Playing with language is fun! Christensen repeatedly emphasized how important it is to let students play with the language after learning how authors construct their work.  Not only this but also I like when she suggested that to write narrative stories will build community and connect their lives to the curriculum.  She made more sense that the method of sharing stories are to bust the myth of our society and increase feeling safe to take academic risks.

I tagged a lot of the pages with notes in the book because I definitely want to use those ideas for my classes!  I am feeling so excited and hope that they will bring the best out of my Deaf students.  Speaking of one topic related to social injustice.  I thought of Brett Kavanaugh and I discussed him for the quick write session. One of my female students mentioned that Brett has a "UGH" at the suffix of his last name.  She said it was a perfect fit last name for Brett.  I laughed at her for her sense of humor.  I really enjoyed the discussion and what I learned from Christensen did work very well.

Christensen's suggestions to use the past, current, and ongoing issues to go at parallel with classic novels and short stories as part of a writing assignment.  What a great idea!

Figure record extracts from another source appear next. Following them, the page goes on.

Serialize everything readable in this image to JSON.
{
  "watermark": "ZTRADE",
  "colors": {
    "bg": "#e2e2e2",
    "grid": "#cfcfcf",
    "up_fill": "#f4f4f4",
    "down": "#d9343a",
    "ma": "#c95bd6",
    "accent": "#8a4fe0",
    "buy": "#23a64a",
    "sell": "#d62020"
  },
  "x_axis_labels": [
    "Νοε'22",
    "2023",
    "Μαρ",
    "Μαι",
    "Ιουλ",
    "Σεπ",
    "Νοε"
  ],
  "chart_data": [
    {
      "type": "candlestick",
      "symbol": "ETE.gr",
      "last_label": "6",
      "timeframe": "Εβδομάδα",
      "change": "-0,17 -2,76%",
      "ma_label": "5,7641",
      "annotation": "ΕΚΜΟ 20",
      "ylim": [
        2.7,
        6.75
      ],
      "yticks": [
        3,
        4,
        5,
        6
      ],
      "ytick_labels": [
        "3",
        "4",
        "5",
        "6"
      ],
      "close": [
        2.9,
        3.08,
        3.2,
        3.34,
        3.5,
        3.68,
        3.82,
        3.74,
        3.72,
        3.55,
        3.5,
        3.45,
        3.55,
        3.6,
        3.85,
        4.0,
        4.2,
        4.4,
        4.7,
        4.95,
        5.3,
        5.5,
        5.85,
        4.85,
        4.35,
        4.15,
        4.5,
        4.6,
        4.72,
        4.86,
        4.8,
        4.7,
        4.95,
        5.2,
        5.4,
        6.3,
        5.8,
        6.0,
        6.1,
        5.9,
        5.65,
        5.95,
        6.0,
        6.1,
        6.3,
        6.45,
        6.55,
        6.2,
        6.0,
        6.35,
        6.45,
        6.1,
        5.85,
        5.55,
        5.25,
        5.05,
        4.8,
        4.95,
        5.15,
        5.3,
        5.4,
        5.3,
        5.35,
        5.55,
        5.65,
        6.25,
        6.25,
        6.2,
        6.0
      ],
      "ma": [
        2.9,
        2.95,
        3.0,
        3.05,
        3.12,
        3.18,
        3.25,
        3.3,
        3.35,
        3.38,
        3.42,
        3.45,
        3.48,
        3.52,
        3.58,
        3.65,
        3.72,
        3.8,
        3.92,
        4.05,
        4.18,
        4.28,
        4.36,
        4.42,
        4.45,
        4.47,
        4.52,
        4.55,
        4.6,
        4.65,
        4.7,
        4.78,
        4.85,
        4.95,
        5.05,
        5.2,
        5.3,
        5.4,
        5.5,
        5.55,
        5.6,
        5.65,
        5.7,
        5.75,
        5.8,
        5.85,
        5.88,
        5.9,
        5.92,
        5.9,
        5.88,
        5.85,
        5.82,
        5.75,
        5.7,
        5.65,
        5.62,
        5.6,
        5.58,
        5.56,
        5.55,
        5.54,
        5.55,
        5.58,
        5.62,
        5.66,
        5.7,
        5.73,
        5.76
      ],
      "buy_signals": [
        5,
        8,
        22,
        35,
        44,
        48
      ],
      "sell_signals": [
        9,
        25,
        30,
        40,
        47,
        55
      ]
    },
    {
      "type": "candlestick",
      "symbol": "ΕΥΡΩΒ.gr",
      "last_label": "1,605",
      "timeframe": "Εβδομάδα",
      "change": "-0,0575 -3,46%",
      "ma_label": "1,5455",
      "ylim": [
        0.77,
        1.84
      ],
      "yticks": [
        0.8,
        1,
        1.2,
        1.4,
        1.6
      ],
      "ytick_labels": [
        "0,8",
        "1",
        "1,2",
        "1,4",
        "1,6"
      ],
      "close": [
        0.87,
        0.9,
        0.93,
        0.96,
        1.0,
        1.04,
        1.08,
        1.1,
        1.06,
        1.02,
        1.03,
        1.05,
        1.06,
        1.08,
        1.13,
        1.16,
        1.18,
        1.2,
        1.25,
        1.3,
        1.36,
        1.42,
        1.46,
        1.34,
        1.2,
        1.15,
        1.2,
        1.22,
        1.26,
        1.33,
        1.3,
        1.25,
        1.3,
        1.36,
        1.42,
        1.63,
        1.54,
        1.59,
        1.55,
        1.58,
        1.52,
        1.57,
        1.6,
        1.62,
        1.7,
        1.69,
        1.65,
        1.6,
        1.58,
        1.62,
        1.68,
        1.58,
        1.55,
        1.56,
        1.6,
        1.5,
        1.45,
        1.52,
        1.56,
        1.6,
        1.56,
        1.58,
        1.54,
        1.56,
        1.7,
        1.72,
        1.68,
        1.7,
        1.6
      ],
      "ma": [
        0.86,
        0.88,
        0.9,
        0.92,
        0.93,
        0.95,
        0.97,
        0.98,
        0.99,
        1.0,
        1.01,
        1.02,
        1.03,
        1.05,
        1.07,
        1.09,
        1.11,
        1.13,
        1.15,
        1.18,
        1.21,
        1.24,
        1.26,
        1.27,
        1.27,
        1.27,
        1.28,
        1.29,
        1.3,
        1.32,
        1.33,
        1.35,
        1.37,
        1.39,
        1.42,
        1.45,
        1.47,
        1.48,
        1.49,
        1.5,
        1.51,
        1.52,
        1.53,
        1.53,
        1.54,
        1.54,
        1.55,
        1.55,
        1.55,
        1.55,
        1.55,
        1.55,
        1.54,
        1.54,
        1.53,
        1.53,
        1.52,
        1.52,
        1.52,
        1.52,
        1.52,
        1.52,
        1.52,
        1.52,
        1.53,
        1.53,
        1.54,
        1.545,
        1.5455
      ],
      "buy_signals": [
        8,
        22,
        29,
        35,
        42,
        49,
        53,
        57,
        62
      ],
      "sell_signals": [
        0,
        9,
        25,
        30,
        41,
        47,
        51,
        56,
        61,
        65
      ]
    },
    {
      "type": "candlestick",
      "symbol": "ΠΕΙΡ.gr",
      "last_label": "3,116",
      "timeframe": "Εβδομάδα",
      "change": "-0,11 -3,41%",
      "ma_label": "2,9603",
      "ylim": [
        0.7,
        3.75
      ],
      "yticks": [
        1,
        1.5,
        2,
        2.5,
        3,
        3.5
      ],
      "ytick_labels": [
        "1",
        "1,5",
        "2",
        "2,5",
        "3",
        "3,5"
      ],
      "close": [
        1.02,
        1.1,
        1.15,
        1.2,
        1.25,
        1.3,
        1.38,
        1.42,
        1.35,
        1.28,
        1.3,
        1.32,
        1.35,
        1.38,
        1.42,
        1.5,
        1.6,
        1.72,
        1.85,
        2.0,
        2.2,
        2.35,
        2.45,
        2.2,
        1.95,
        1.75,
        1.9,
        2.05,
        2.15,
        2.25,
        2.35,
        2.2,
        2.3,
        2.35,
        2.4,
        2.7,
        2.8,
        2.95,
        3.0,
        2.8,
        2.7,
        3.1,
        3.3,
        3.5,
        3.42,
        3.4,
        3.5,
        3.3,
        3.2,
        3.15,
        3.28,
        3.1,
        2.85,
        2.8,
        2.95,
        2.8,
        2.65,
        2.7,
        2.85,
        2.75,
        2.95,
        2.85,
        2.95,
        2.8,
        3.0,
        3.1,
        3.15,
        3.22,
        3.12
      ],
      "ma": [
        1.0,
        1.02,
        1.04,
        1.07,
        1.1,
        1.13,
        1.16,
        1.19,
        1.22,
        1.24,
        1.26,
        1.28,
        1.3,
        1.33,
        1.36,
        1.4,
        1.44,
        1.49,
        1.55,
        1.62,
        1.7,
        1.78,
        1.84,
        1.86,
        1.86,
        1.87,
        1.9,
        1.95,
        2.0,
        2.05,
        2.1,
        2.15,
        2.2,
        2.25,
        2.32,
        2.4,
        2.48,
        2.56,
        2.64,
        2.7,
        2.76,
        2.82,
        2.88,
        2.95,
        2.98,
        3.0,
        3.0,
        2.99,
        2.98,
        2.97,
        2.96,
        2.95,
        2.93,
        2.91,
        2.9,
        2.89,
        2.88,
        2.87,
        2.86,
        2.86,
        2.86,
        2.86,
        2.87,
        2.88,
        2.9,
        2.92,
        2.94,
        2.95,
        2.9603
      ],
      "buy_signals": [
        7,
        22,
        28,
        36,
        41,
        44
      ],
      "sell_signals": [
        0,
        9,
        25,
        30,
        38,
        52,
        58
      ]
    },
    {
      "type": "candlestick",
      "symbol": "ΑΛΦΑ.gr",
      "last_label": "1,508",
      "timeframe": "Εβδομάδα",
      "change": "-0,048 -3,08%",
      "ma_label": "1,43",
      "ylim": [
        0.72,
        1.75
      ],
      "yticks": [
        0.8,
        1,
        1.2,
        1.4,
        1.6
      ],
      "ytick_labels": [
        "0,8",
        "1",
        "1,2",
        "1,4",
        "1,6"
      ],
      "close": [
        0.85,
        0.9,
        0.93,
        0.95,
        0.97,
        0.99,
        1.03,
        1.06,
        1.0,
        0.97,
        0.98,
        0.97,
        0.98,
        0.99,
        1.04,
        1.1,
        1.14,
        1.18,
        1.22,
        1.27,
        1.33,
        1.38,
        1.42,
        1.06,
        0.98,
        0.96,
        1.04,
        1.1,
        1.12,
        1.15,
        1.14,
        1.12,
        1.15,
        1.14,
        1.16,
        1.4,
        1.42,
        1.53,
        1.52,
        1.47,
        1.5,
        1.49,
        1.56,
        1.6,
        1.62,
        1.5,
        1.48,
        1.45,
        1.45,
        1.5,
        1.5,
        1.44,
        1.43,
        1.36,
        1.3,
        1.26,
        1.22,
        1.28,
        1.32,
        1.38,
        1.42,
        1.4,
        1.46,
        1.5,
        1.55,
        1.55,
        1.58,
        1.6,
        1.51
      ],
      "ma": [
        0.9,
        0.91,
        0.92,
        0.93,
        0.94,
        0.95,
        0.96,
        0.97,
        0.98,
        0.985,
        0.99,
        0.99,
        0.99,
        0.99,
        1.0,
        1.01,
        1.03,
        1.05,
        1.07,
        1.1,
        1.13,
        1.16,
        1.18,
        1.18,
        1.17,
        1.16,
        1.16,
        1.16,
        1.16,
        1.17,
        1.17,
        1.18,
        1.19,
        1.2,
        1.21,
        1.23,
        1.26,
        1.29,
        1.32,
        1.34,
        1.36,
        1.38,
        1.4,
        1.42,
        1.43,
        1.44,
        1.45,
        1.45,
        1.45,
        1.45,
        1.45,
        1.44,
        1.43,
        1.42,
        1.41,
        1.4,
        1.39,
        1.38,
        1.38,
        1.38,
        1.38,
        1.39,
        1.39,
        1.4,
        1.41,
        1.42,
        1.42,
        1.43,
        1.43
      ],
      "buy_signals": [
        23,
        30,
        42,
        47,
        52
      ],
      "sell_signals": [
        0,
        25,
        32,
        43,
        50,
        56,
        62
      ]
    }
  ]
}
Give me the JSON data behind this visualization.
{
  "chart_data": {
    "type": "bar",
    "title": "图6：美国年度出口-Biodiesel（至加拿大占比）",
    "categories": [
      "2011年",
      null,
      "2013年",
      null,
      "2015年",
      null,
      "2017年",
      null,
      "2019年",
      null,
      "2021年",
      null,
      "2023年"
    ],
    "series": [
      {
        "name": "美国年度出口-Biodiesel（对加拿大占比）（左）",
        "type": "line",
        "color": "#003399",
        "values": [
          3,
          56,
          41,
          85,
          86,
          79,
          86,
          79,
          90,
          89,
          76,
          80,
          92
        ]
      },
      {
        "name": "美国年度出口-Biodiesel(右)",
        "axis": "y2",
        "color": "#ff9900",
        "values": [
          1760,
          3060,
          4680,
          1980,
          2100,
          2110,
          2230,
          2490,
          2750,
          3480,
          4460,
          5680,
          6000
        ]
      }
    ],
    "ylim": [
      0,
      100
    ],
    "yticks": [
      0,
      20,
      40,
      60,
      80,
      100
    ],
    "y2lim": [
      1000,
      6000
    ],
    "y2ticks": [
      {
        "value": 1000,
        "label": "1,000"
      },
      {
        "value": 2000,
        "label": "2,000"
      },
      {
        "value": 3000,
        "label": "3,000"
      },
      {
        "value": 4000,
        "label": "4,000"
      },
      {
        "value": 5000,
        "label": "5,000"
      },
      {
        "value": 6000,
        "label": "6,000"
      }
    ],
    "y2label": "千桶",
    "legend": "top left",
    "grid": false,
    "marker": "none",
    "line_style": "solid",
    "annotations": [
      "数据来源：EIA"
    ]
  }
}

My favorite teaching philosophy of Christensen's is she does not grade the papers, but to give them credit for their efforts and show how much they work on their essays through revision and edit.

Christensen focuses a lot on poverty and racial difference while I am not in the same boat.  However, I am in a similar situation with the poverty part, but as for the students, they are more about being Deaf than their race.  For example, Deaf students faced discrimination based on their hearing loss in employment, education, and society.   One of the narrative essays Christensen's students wrote used a word that strikes me is "handicapable."  How true!  Most of the Deaf people hated the word, "handicapped."  The Deaf community prefers to be called disabled than handicapped.  After reading a student's story, I will go for "handicapable."

Michelle Kenney's Politics of Paragraph strikes me the truth behind 5 Paragraph rule.  Almost daily, my Deaf students would ask me repeatedly, "How many paragraphs do I have to have?"  I told them they need the basic 5 Paragraph to start with.  They still did not get it because they would ask a very same question again and again.  I felt like cringe them and say, "Please stop asking this question because it drives me crazy!"  Thanks to Michelle, I know I am not only one!  I enjoy how much she uses food as metaphors to writing tools.  Now, I know the complete truth that there are not very many good English teachers out there right now because they are so stuck to traditional English teaching methods.  Not everyone thinks like the Ivy League students.